Но, закончив описание свода этой комнаты, как бы ее неба, нам осталось рассказать теперь о том, что изобразил он на каждой из стен, под упомянутыми выше композициями. А именно: на стороне, обращенной к Бельведеру, где им изображена гора Парнас и Геликонский источник, он окружил эту гору тенистым лавровым лесом, в зелени которого почти ощущается трепет колеблемой легким ветерком листвы, а в воздухе видно бесконечное множество прелестнейших обнаженных амуров, срывающих ветви лавра и сплетающих венки, разбрасывая и рассыпая их над горой, где, кажется, веет дыхание божества в красоте лиц и благородстве живописи, заставляющей зрителей изумляться тому, как может человеческий гений с помощью одних только несовершенных красок изображать предметы столь живыми, как вот эти поэты, которые виднеются там и сям на горе, одни стоя, другие сидя, здесь пишучи, там, собравшись вчетвером и впятером, в беседах, песнях и рассказах, в зависимости от того, как ему нужно было разместить их.
Здесь можно найти портреты всех самых знаменитых древних и новых поэтов, написанные в натуральную величину, частью по статуям, частью по медалям или старинным картинам, а тех, кто был в живых, – прямо с натуры. С одного края здесь Овидий, Вергилий, Энний, Тибулл, Катулл, Проперций и слепец Гомер, который, подняв чело, поет стихи, а юноша у ног записывает их. В отдельную группу соединены Аполлон и все девять муз, столь прекрасные и божественные, что от них веет жизнью и очарованием. Точно так же ученая Сафо и божественный Данте, ослепительный Петрарка и нежный Бокаччо изображены здесь совсем как живые, а также Тебальдео31 и множество других современников. История эта выполнена с большой непосредственностью и вместе с тем тщательно выписана.

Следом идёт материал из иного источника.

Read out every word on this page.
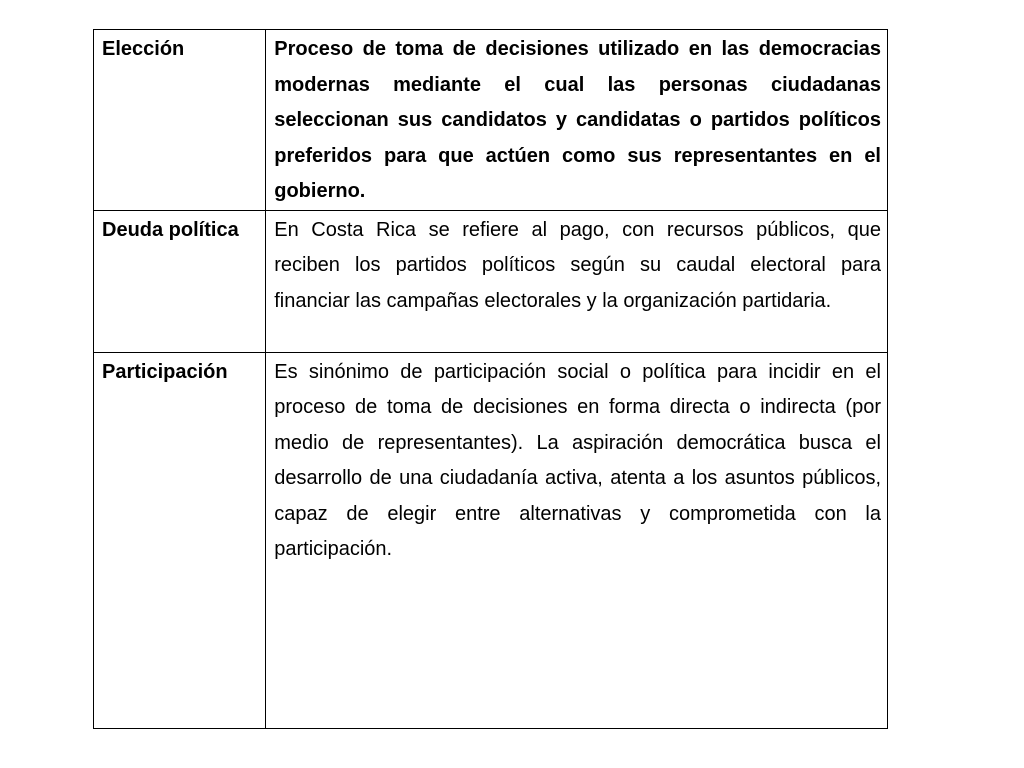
Elección	Proceso de toma de decisiones utilizado en las democracias modernas mediante el cual las personas ciudadanas seleccionan sus candidatos y candidatas o partidos políticos preferidos para que actúen como sus representantes en el gobierno.
Deuda política	En Costa Rica se refiere al pago, con recursos públicos, que reciben los partidos políticos según su caudal electoral para financiar las campañas electorales y la organización partidaria.
Participación	Es sinónimo de participación social o política para incidir en el proceso de toma de decisiones en forma directa o indirecta (por medio de representantes). La aspiración democrática busca el desarrollo de una ciudadanía activa, atenta a los asuntos públicos, capaz de elegir entre alternativas y comprometida con la participación.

На другой стене написал он в небесах Христа с Богоматерью, Иоанна Крестителя, апостолов, евангелистов и мучеников на облаках, и – надо всем – Бога-отца, который с высоты ниспосылает Духа Святого на бесчисленный сонм святых, которые внизу пишут чин богослужения и спорят об остии, стоящей на алтаре; среди них – четыре отца церкви, которых окружает сонм святых, в том числе Доминик, Франциск, Фома Аквинский, Бонавентура, Скот, Николай Лирайский, Данте, фра Джироламо Савонарола32 из Феррары и все христианские богословы, а также множество лиц, списанных с натуры, а над ними парят четыре ангелочка и держат раскрытые Евангелия. Более прелестных и совершенных фигур ни один живописец не мог бы создать. Восседающие полукругом в воздухе святые не только кажутся живыми по своим краскам, но и так даны в ракурсе, что производят впечатление рельефа; на них разнообразные, прекрасными складками ложащиеся одежды, выражение их лиц скорее небесное, чем человеческое, как то видно по лику Христа, который являет ту кротость и милосердие, которые может передать людям божественность искусства. Это свидетельствует о врожденной способности Рафаэля придавать лицу необычайную нежность и тонкость, что еще раз подтверждается образом Богоматери, которая, сложив на груди руки, смотрит на сына с таким выражением, что, кажется, никаким ее просьбам невозможно отказать. Помимо того, соблюдая приличествующие каждому облики, он подчеркнул в патриархах их преклонный возраст, в апостолах – простодушие, в мучениках – Но еще большую гениальность проявил он в изображении богословов христианских, которые группами по двое, по трое, по шестеро ведут спор, и в их лицах видны любознательность и усилие разрешить свои сомнения, передающиеся и жестами их и движениями тела, настороженным вниманием, и нахмуренными бровями и изумлением, выражающимся у каждого на свой лад, по-разному и особенности. Совсем не то у четырех отцов церкви, которые, осененные Святым Духом, при помощи Святого послания разрешают и разъясняют все вопросы Евангелий, которые держат в своих руках парящие в воздухе ангелы. Вокруг окна на последней стене он написал с одной стороны Юстиниана, передающего закон ученым для исправления, над ним – Умеренность, Силу, Мудрость, а с другой – папу, несущего церковные декреталии; в нем Рафаэль дал портрет Юлия, написав его с натуры, а рядом с ним изобразил кардиналов: Джованни деи Медичи – впоследствии папа Лев, Антонио ди Монте, Алессандро Фарнезе – впоследствии папа Павел III – и других33.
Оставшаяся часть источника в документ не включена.